Coleman joins in call for Gonzales resignationby Mark Zdechlik, Minnesota Public Radio
Alberto Gonzales' Justice Department had considered dismissing one in four of the nation's U.S. attorneys, according to a report in the Washington Post. The Post reports former Minnesota U.S. Attorney Tom Heffelfinger was on the list. The paper attributes that information to sources familiar with documents, which have not been made public. In response to the developments, Republican Sen. Norm Coleman of Minnesota joined the calls for Gonzales' resignation.
Washington, D.C. — According to the Washington Post, at least 26 of the nation's 93 U.S. attorneys were singled out for possible termination between February 2005 and December 2006.

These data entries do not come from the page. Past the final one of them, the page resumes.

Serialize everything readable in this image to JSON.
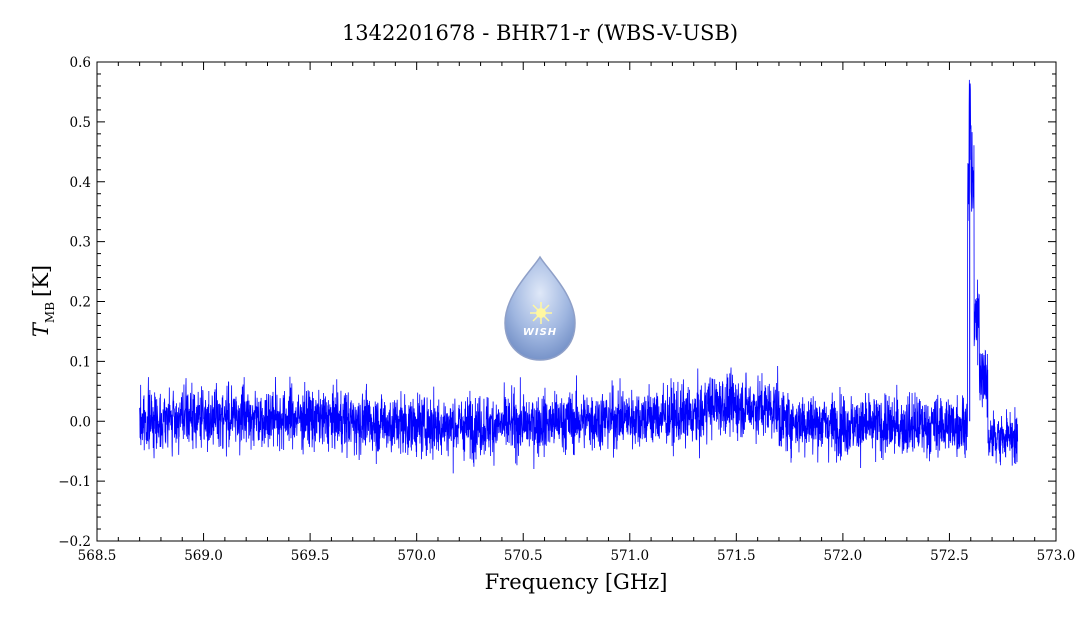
{
  "chart_data": {
    "type": "line",
    "title": "1342201678 - BHR71-r (WBS-V-USB)",
    "xlabel": "Frequency [GHz]",
    "ylabel_main": "T",
    "ylabel_sub": "MB",
    "ylabel_unit": "[K]",
    "xlim": [
      568.5,
      573.0
    ],
    "ylim": [
      -0.2,
      0.6
    ],
    "x_ticks": [
      "568.5",
      "569.0",
      "569.5",
      "570.0",
      "570.5",
      "571.0",
      "571.5",
      "572.0",
      "572.5",
      "573.0"
    ],
    "y_ticks": [
      "−0.2",
      "−0.1",
      "0.0",
      "0.1",
      "0.2",
      "0.3",
      "0.4",
      "0.5",
      "0.6"
    ],
    "grid": false,
    "series": [
      {
        "color": "#0000ff",
        "x_range": [
          568.7,
          572.82
        ],
        "baseline": 0.0,
        "noise_rms": 0.025,
        "features": [
          {
            "x": 572.595,
            "peak": 0.555
          },
          {
            "x": 572.605,
            "peak": 0.47
          },
          {
            "x": 572.63,
            "peak": 0.23
          },
          {
            "x": 572.66,
            "peak": 0.07
          }
        ],
        "tail_level": -0.03
      }
    ]
  },
  "logo": {
    "text": "WISH",
    "color": "#8fa8d8"
  }
}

Among them, the Post reports, were three U.S. attorneys who resigned during that time frame, including Minnesota's Tom Heffelfinger.
Republican Norm Coleman has joined Minnesota's other U.S. senator, Democrat Amy Klobuchar, and a short but growing list of Republicans, in calling for Gonzales' resignation.

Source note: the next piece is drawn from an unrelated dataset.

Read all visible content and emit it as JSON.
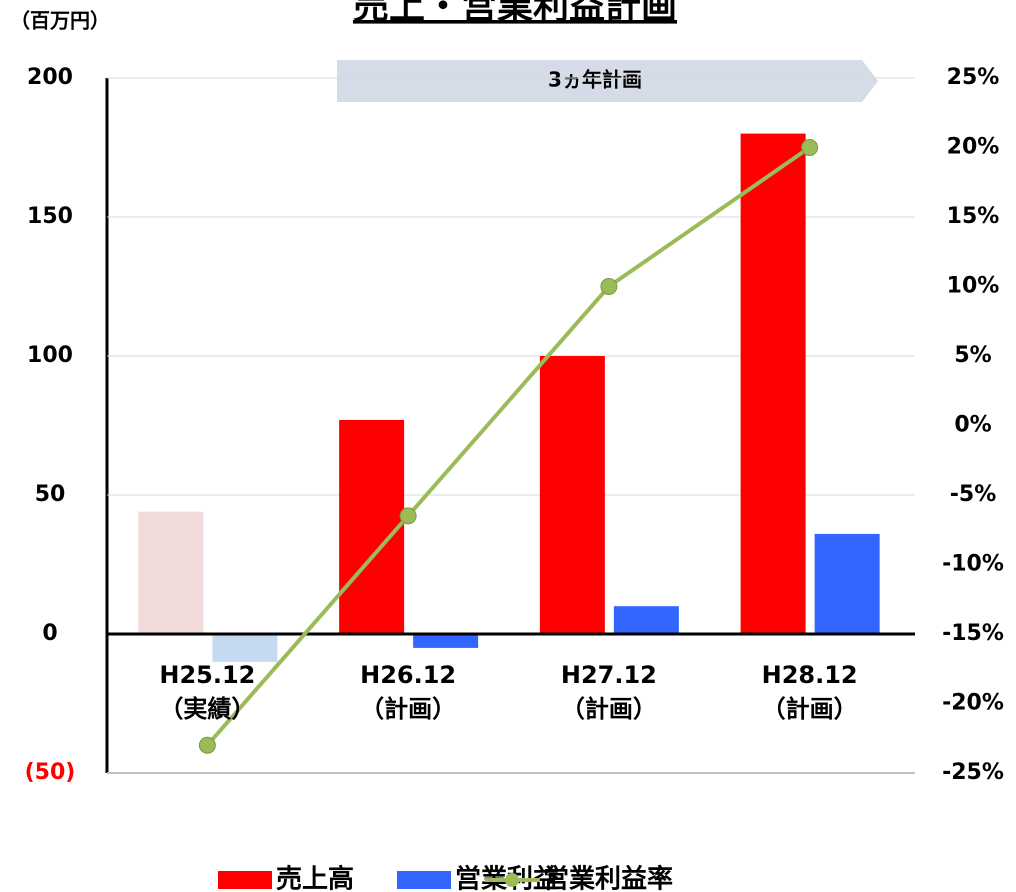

Coleman called the Heffelfinger news the "last straw.
"It's not because he has been proven to have broken any laws, and it's not because of the way ... the department was targeting people for dismissal. That's an at-will position. They have the ability to turn over personnel if they want," said Coleman.
"But I think there have been so many questions raised about why there were dismissals, and what were the reasons people were being targeted, that at this point the cloud of suspicion is just so thick," Coleman said, adding that Gonzales can no longer effectively lead the Department of Justice.
"The politics of this -- in terms of the ongoing questioning, the ongoing investigations and everything else -- I think it is both an issue of credibility and an issue of focus," Coleman said.
On the Senate floor Thursday, Klobuchar expressed outrage that Heffelfinger's name was on the firing list.
"The consequences are simply unacceptable. Good prosecutors like Tom Heffelfinger -- who by all accounts have been just doing their jobs, upholding their oaths, following the principles of their professions -- we find out were targeted for firing," Klobuchar said.
Klobuchar is asking the Senate Judiciary Committee to investigate why Heffelfinger was reportedly targeted for replacement.
For months, Heffelfinger has heard his name was among those considered for dismissal-- although he maintains he has no idea why.
"As late as early fall of '05, I had a private meeting with the attorney general related to Native American issues, and Sampson was present at that meeting," he said. "Had they had concerns about my performance, (Gonzales) had the opportunity to raise them and didn't. So I could reasonably conclude that he didn't have a problem with my performance."
However, the news of the second list did come as a surprise to him.
"There are two lists that were allegedly created, or apparently created, with U.S. attorney names on them -- one in 2005 and another in early 2006. And there's been reports that were unconfirmed that I was on an early list in '05. But this is the first time I've heard about being on an '06 list," Heffelfinger said.
According to Associated Press sources, Heffelfinger was one of seven under consideration for replacement in a January 2006 list. The Associated Press reports that Heffelfinger and two others were later taken off the list. Heffelfinger says what surprises and troubles him about the Washington Post report is just how many of his colleagues were also apparently targeted for possible dismissal.
"It is new and somewhat surprising that Kyle Sampson has apparently targeted more than one-quarter of the U.S. attorney community, which had he been successful in doing so, could have been devastating to the effectiveness of the Department of Justice," he said.
Heffelfinger won't say whether he thinks Gonzales should step down. But he does say that the widening scandal could have serious reprecussions for Department of Justice operations.
Heffelfinger say he agrees with Gonzales' own assessment that the issue before Gonzales is whether he can be effective.
"I am very concerned that this issue has had a really adverse effect on the morale of, not only the whole Department of Justice, but specifically the 93 U.S. attorneys," Heffelfinger said. "That can affect the quality of justice."
Rachel Paulose was appointed as Minnesota's U.S. attorney following Heffelfinger's departure, and has been the subject of criticism over her management style. This year, three lawyers in her office resigned their top management posts.